Project 4: Map Reduce

Computer Architecture I ShanghaiTech University
Project 3 Project 4

Introduction

This project 4 is to some extent a expansion of project 3. Students are required to implement a KNN removal with map reduce in python.

Here we assume students have already been very familiar to KNN removal (Project3), Python (SI100) and spark (Discussion and lab), no extra information will be provided on the web.

Tasks:

Dataset:

Scripts

There's one minor difference between the cpp and python version on mean computation. Cpp version will divide by k anyway while python version takes the true mean. With the same setting, 30_1.5_15, on cropped.bin, cpp version holds 73908 zeros while python version result holds 73912 zeros.

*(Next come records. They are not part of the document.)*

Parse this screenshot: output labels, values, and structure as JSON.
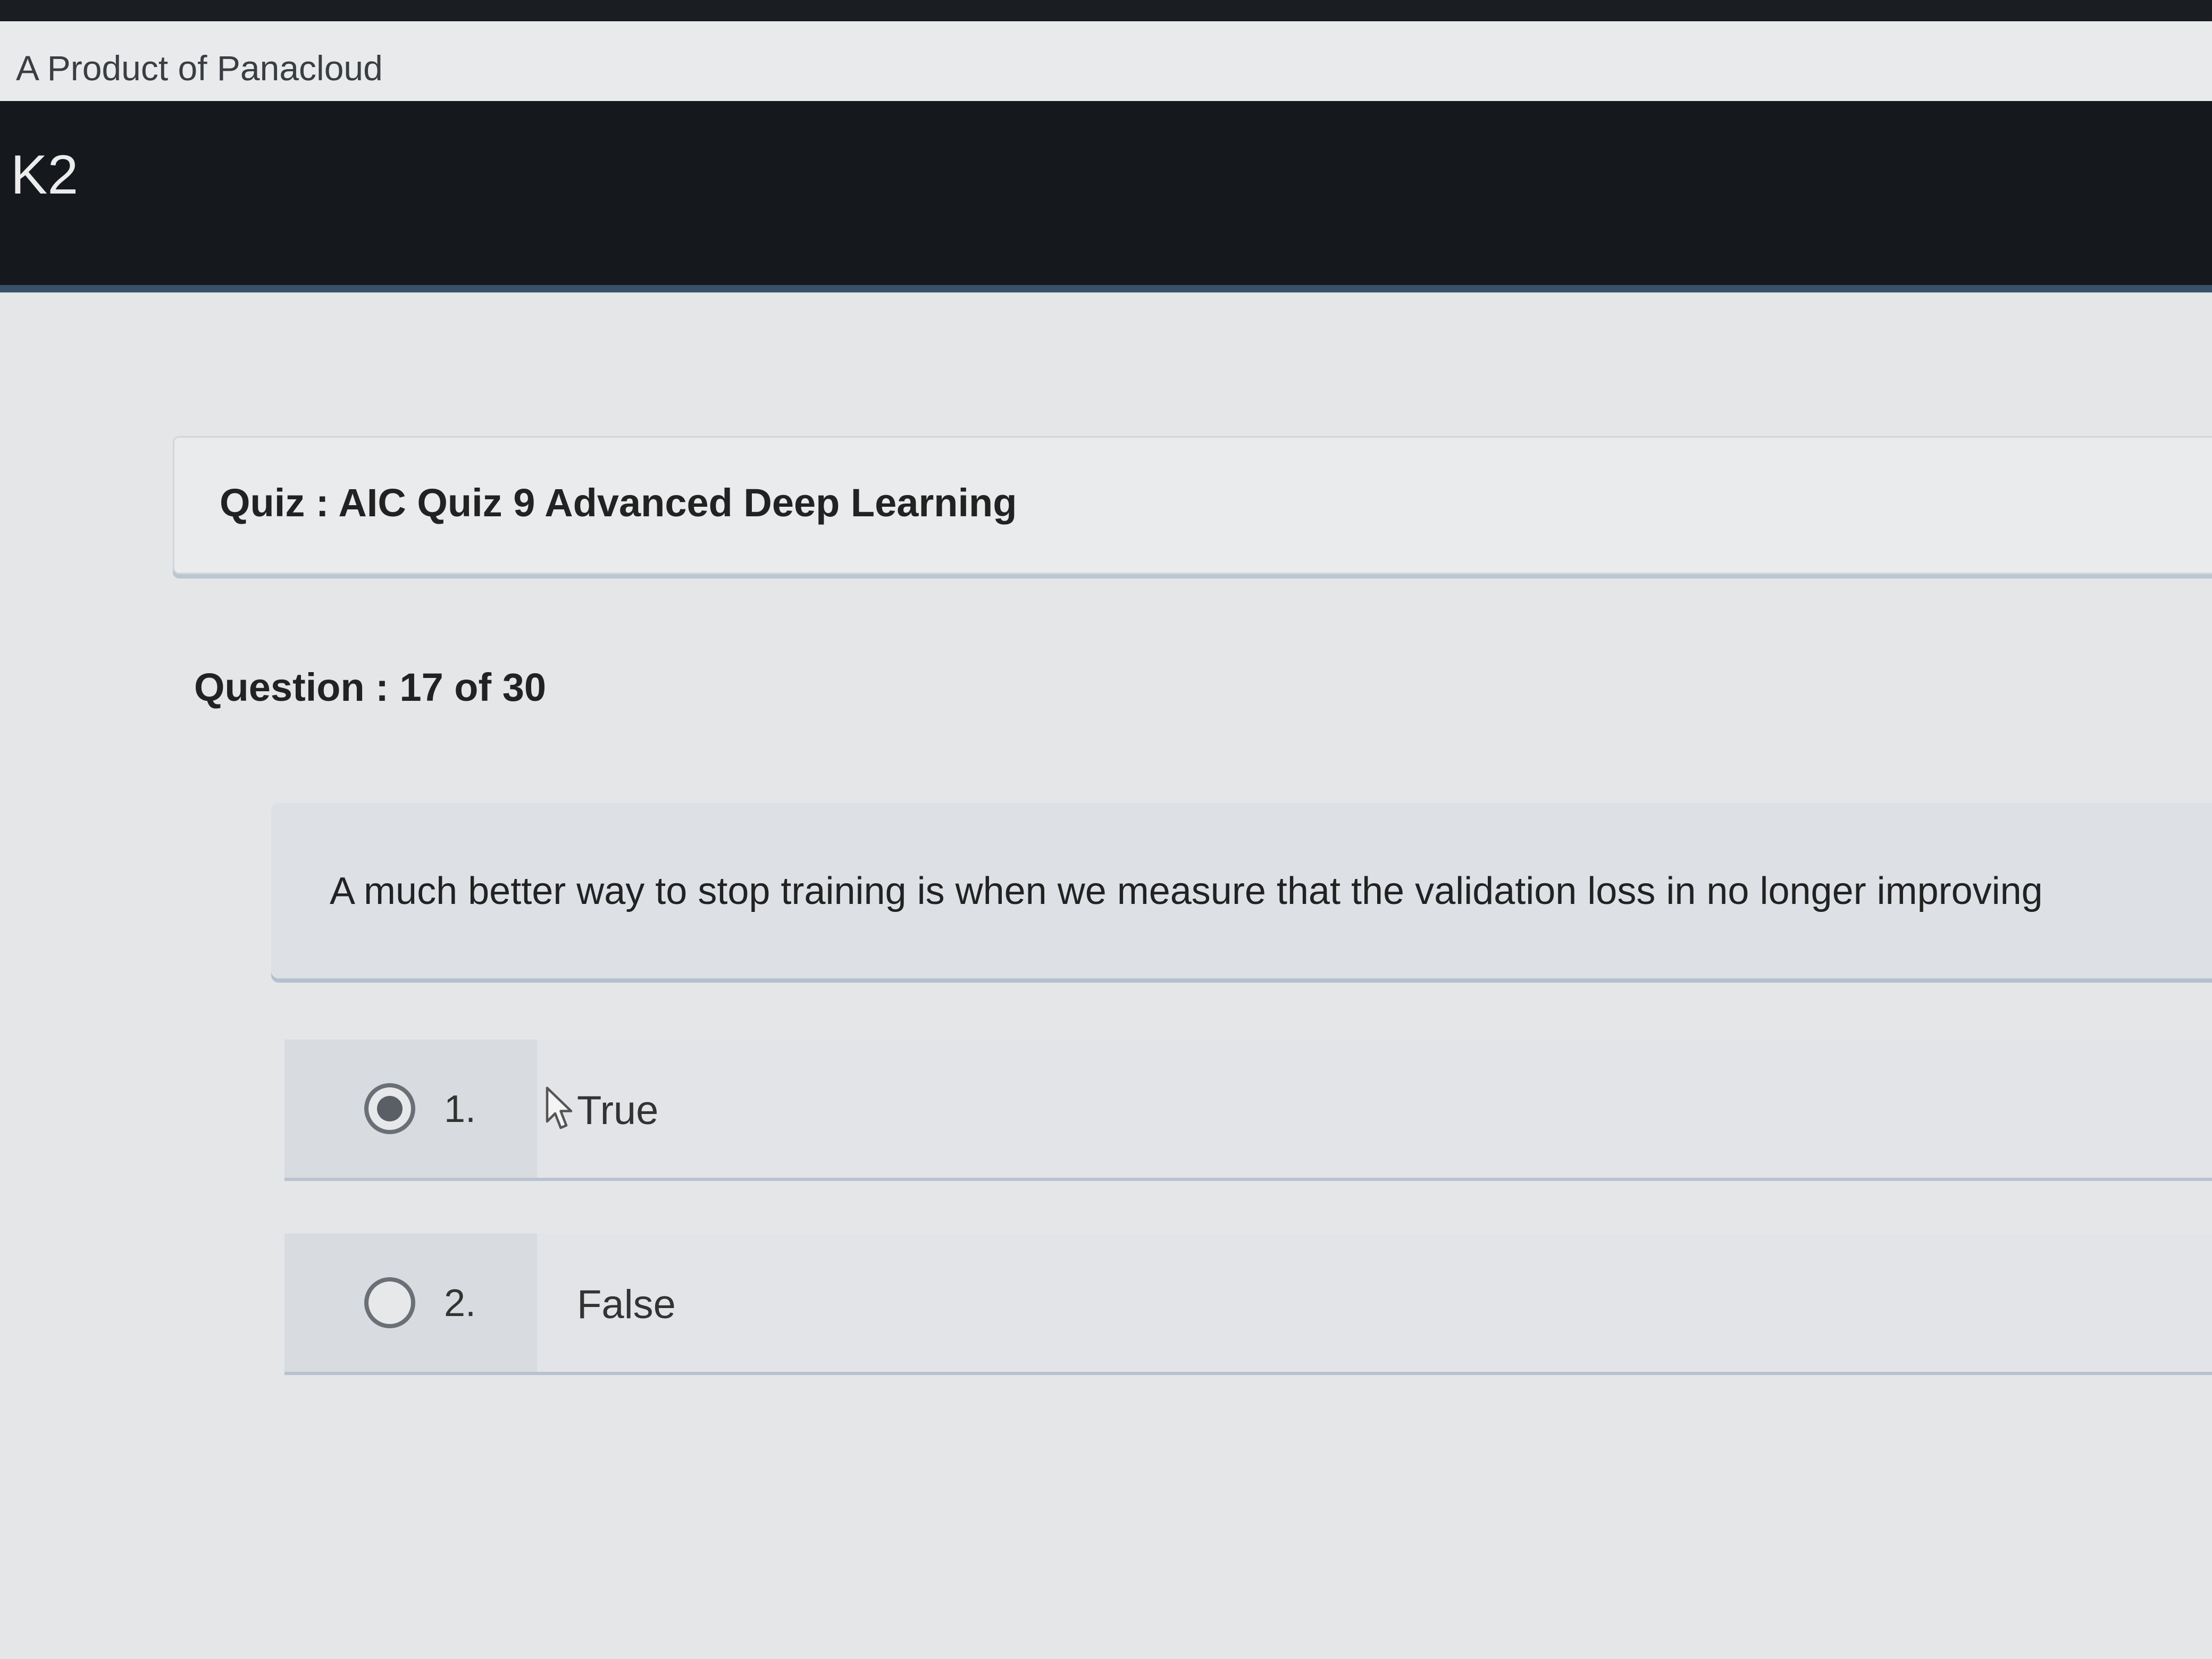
{
  "product": {
    "tagline": "A Product of Panacloud"
  },
  "header": {
    "brand": "K2"
  },
  "quiz": {
    "title": "Quiz : AIC Quiz 9 Advanced Deep Learning",
    "question_counter": "Question : 17 of 30",
    "question_text": "A much better way to stop training is when we measure that the validation loss in no longer improving",
    "options": [
      {
        "number": "1.",
        "label": "True",
        "selected": true
      },
      {
        "number": "2.",
        "label": "False",
        "selected": false
      }
    ]
  },
  "colors": {
    "header_bg": "#15181d",
    "page_bg": "#e4e6e8",
    "accent_border": "#39526b"
  },
  "icons": {
    "cursor": "mouse-pointer-icon",
    "radio_selected": "radio-selected-icon",
    "radio_unselected": "radio-unselected-icon"
  }
}
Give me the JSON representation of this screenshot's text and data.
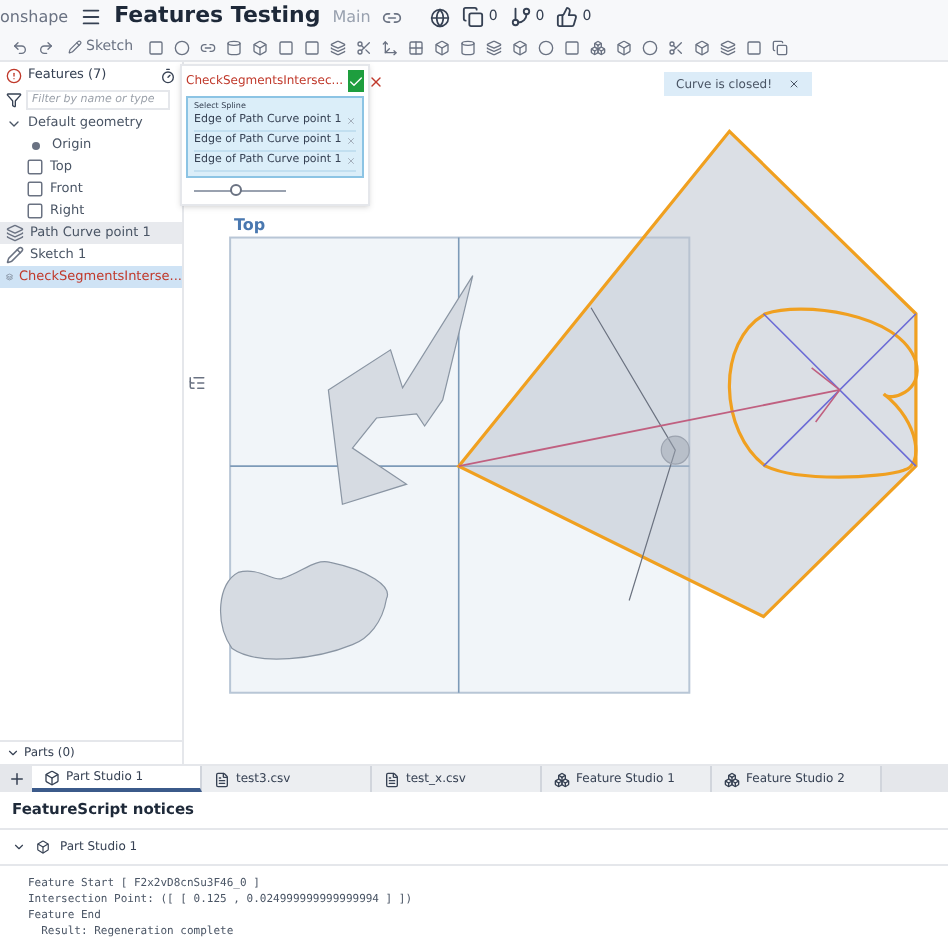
{
  "app_bar": {
    "brand": "onshape",
    "document_title": "Features Testing",
    "branch": "Main",
    "counts": [
      {
        "kind": "versions",
        "value": "0"
      },
      {
        "kind": "branches",
        "value": "0"
      },
      {
        "kind": "likes",
        "value": "0"
      }
    ]
  },
  "toolbar": {
    "sketch_label": "Sketch"
  },
  "feature_panel": {
    "title": "Features (7)",
    "filter_placeholder": "Filter by name or type",
    "tree": [
      {
        "label": "Default geometry",
        "kind": "folder",
        "expanded": true,
        "selected": false,
        "children": [
          {
            "label": "Origin",
            "kind": "origin",
            "selected": false
          },
          {
            "label": "Top",
            "kind": "plane",
            "selected": false
          },
          {
            "label": "Front",
            "kind": "plane",
            "selected": false
          },
          {
            "label": "Right",
            "kind": "plane",
            "selected": false
          }
        ]
      },
      {
        "label": "Path Curve point 1",
        "kind": "feature",
        "selected": false,
        "highlighted": true
      },
      {
        "label": "Sketch 1",
        "kind": "sketch",
        "selected": false,
        "highlighted": false
      },
      {
        "label": "CheckSegmentsInterse...",
        "kind": "feature",
        "selected": true,
        "highlighted": false,
        "error": true
      }
    ],
    "parts": {
      "label": "Parts (0)",
      "expanded": true
    }
  },
  "feature_dialog": {
    "title": "CheckSegmentsIntersec...",
    "selection_label": "Select Spline",
    "selections": [
      "Edge of Path Curve point 1",
      "Edge of Path Curve point 1",
      "Edge of Path Curve point 1"
    ],
    "slider": {
      "level": 0.45
    }
  },
  "toast": {
    "message": "Curve is closed!"
  },
  "viewport": {
    "plane_label": "Top"
  },
  "tabs": [
    {
      "label": "Part Studio 1",
      "kind": "partstudio",
      "selected": true
    },
    {
      "label": "test3.csv",
      "kind": "file",
      "selected": false
    },
    {
      "label": "test_x.csv",
      "kind": "file",
      "selected": false
    },
    {
      "label": "Feature Studio 1",
      "kind": "featurestudio",
      "selected": false
    },
    {
      "label": "Feature Studio 2",
      "kind": "featurestudio",
      "selected": false
    }
  ],
  "notices": {
    "title": "FeatureScript notices",
    "group": {
      "label": "Part Studio 1",
      "expanded": true
    },
    "lines": [
      "Feature Start [ F2x2vD8cnSu3F46_0 ]",
      "Intersection Point: ([ [ 0.125 , 0.024999999999999994 ] ])",
      "Feature End",
      "  Result: Regeneration complete"
    ]
  }
}
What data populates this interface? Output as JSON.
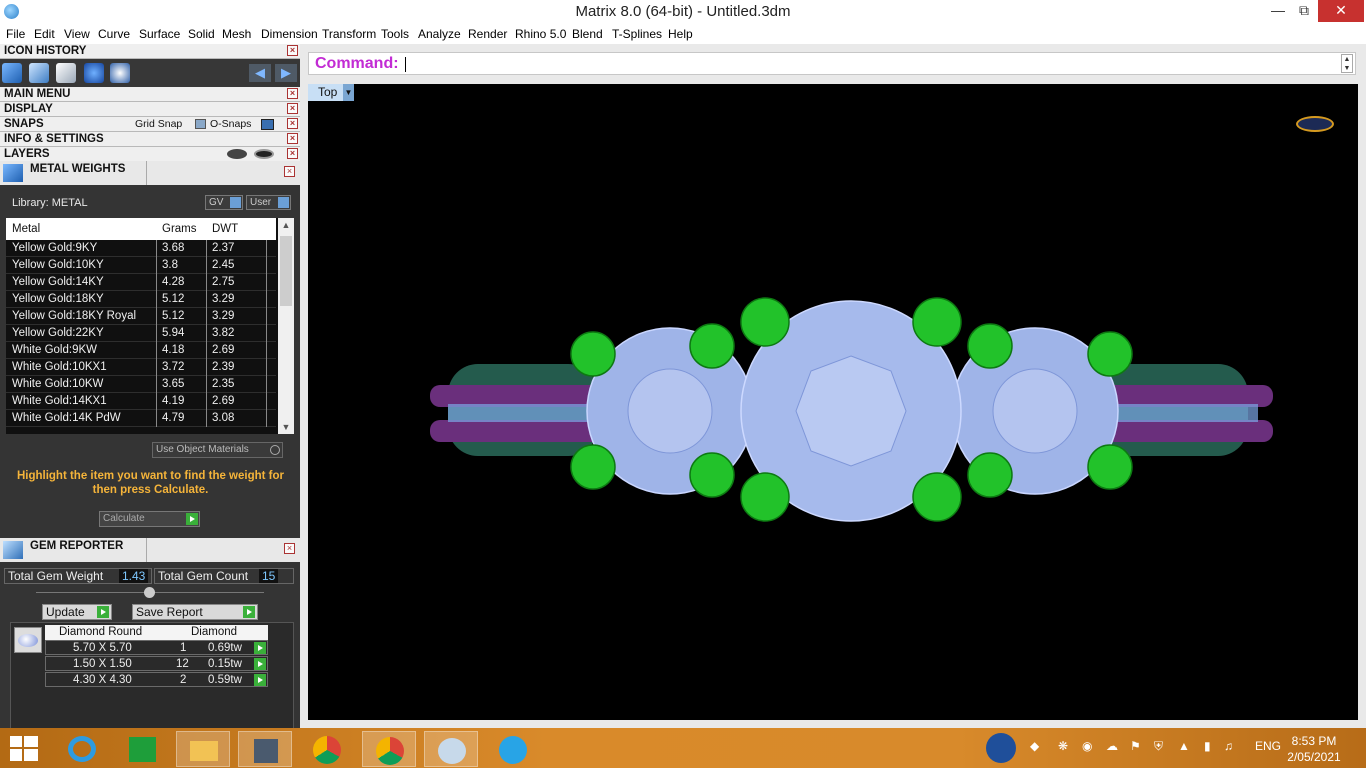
{
  "window": {
    "title": "Matrix 8.0 (64-bit) - Untitled.3dm"
  },
  "menu": [
    "File",
    "Edit",
    "View",
    "Curve",
    "Surface",
    "Solid",
    "Mesh",
    "Dimension",
    "Transform",
    "Tools",
    "Analyze",
    "Render",
    "Rhino 5.0",
    "Blend",
    "T-Splines",
    "Help"
  ],
  "panels": {
    "icon_history": "ICON HISTORY",
    "main_menu": "MAIN MENU",
    "display": "DISPLAY",
    "snaps": "SNAPS",
    "grid_snap": "Grid Snap",
    "o_snaps": "O-Snaps",
    "info_settings": "INFO & SETTINGS",
    "layers": "LAYERS"
  },
  "metal_weights": {
    "title": "METAL WEIGHTS",
    "library": "Library: METAL",
    "gv": "GV",
    "user": "User",
    "columns": [
      "Metal",
      "Grams",
      "DWT"
    ],
    "rows": [
      [
        "Yellow Gold:9KY",
        "3.68",
        "2.37"
      ],
      [
        "Yellow Gold:10KY",
        "3.8",
        "2.45"
      ],
      [
        "Yellow Gold:14KY",
        "4.28",
        "2.75"
      ],
      [
        "Yellow Gold:18KY",
        "5.12",
        "3.29"
      ],
      [
        "Yellow Gold:18KY Royal",
        "5.12",
        "3.29"
      ],
      [
        "Yellow Gold:22KY",
        "5.94",
        "3.82"
      ],
      [
        "White Gold:9KW",
        "4.18",
        "2.69"
      ],
      [
        "White Gold:10KX1",
        "3.72",
        "2.39"
      ],
      [
        "White Gold:10KW",
        "3.65",
        "2.35"
      ],
      [
        "White Gold:14KX1",
        "4.19",
        "2.69"
      ],
      [
        "White Gold:14K PdW",
        "4.79",
        "3.08"
      ]
    ],
    "use_object_materials": "Use Object Materials",
    "hint": "Highlight the item you want to find the weight for then press Calculate.",
    "calculate": "Calculate"
  },
  "gem_reporter": {
    "title": "GEM REPORTER",
    "total_weight_label": "Total Gem Weight",
    "total_weight": "1.43",
    "total_count_label": "Total Gem Count",
    "total_count": "15",
    "update": "Update",
    "save_report": "Save Report",
    "head_shape": "Diamond Round",
    "head_material": "Diamond",
    "rows": [
      [
        "5.70 X 5.70",
        "1",
        "0.69tw"
      ],
      [
        "1.50 X 1.50",
        "12",
        "0.15tw"
      ],
      [
        "4.30 X 4.30",
        "2",
        "0.59tw"
      ]
    ]
  },
  "command": {
    "label": "Command:"
  },
  "viewport": {
    "label": "Top"
  },
  "taskbar": {
    "lang": "ENG",
    "time": "8:53 PM",
    "date": "2/05/2021"
  }
}
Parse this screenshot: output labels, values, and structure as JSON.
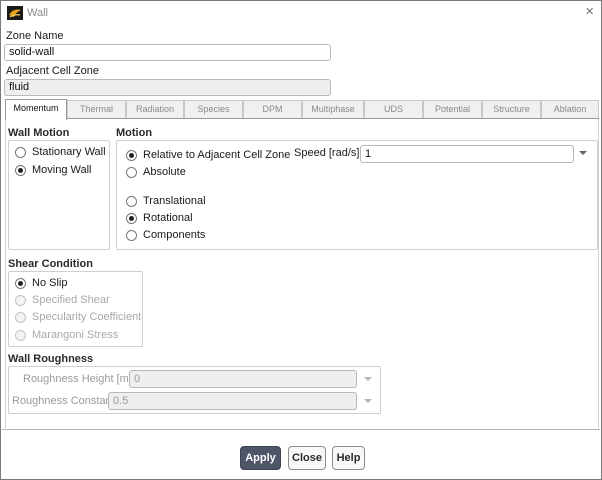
{
  "window": {
    "title": "Wall",
    "close_glyph": "×"
  },
  "zone_name": {
    "label": "Zone Name",
    "value": "solid-wall"
  },
  "adjacent_cell_zone": {
    "label": "Adjacent Cell Zone",
    "value": "fluid"
  },
  "tabs": [
    {
      "label": "Momentum",
      "active": true
    },
    {
      "label": "Thermal",
      "active": false
    },
    {
      "label": "Radiation",
      "active": false
    },
    {
      "label": "Species",
      "active": false
    },
    {
      "label": "DPM",
      "active": false
    },
    {
      "label": "Multiphase",
      "active": false
    },
    {
      "label": "UDS",
      "active": false
    },
    {
      "label": "Potential",
      "active": false
    },
    {
      "label": "Structure",
      "active": false
    },
    {
      "label": "Ablation",
      "active": false
    }
  ],
  "wall_motion": {
    "title": "Wall Motion",
    "options": [
      {
        "label": "Stationary Wall",
        "selected": false
      },
      {
        "label": "Moving Wall",
        "selected": true
      }
    ]
  },
  "motion": {
    "title": "Motion",
    "reference": [
      {
        "label": "Relative to Adjacent Cell Zone",
        "selected": true
      },
      {
        "label": "Absolute",
        "selected": false
      }
    ],
    "type": [
      {
        "label": "Translational",
        "selected": false
      },
      {
        "label": "Rotational",
        "selected": true
      },
      {
        "label": "Components",
        "selected": false
      }
    ],
    "speed": {
      "label": "Speed [rad/s]",
      "value": "1"
    }
  },
  "shear_condition": {
    "title": "Shear Condition",
    "options": [
      {
        "label": "No Slip",
        "selected": true,
        "enabled": true
      },
      {
        "label": "Specified Shear",
        "selected": false,
        "enabled": false
      },
      {
        "label": "Specularity Coefficient",
        "selected": false,
        "enabled": false
      },
      {
        "label": "Marangoni Stress",
        "selected": false,
        "enabled": false
      }
    ]
  },
  "wall_roughness": {
    "title": "Wall Roughness",
    "height": {
      "label": "Roughness Height [m]",
      "value": "0"
    },
    "constant": {
      "label": "Roughness Constant",
      "value": "0.5"
    }
  },
  "buttons": {
    "apply": "Apply",
    "close": "Close",
    "help": "Help"
  },
  "colors": {
    "primary_button": "#4d5566",
    "app_icon": "#e8a51c"
  },
  "icons": {
    "app": "fluent-app-icon",
    "close": "close-icon",
    "dropdown": "chevron-down-icon"
  }
}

The whole project can be found in proj4.zip and please put your .bin in ./data . (Updated June 7)

Submission:

Check into autolab: Do NOT check in any of those big test files - you will loose 10% of your score if you (ever) do so!

Grading

We will use a small map to test your program. If your output is incompatible you will receive 0 pts! We will show you the output of your program - keep it short! This way you will have a rough estimate how fast you are compared to the other students. But keep in mind that the autolab is a shared resource, so those values might differ a lot.

Your program will (hopefully) be run on a big cluster with many nodes. The speed of each program will be noted.
The slowest 33 percentile and below will receive a score of 80%. The fastest 15 percentile will receive a score of 100%. All other programs will get a score that is linearly scaled between those values.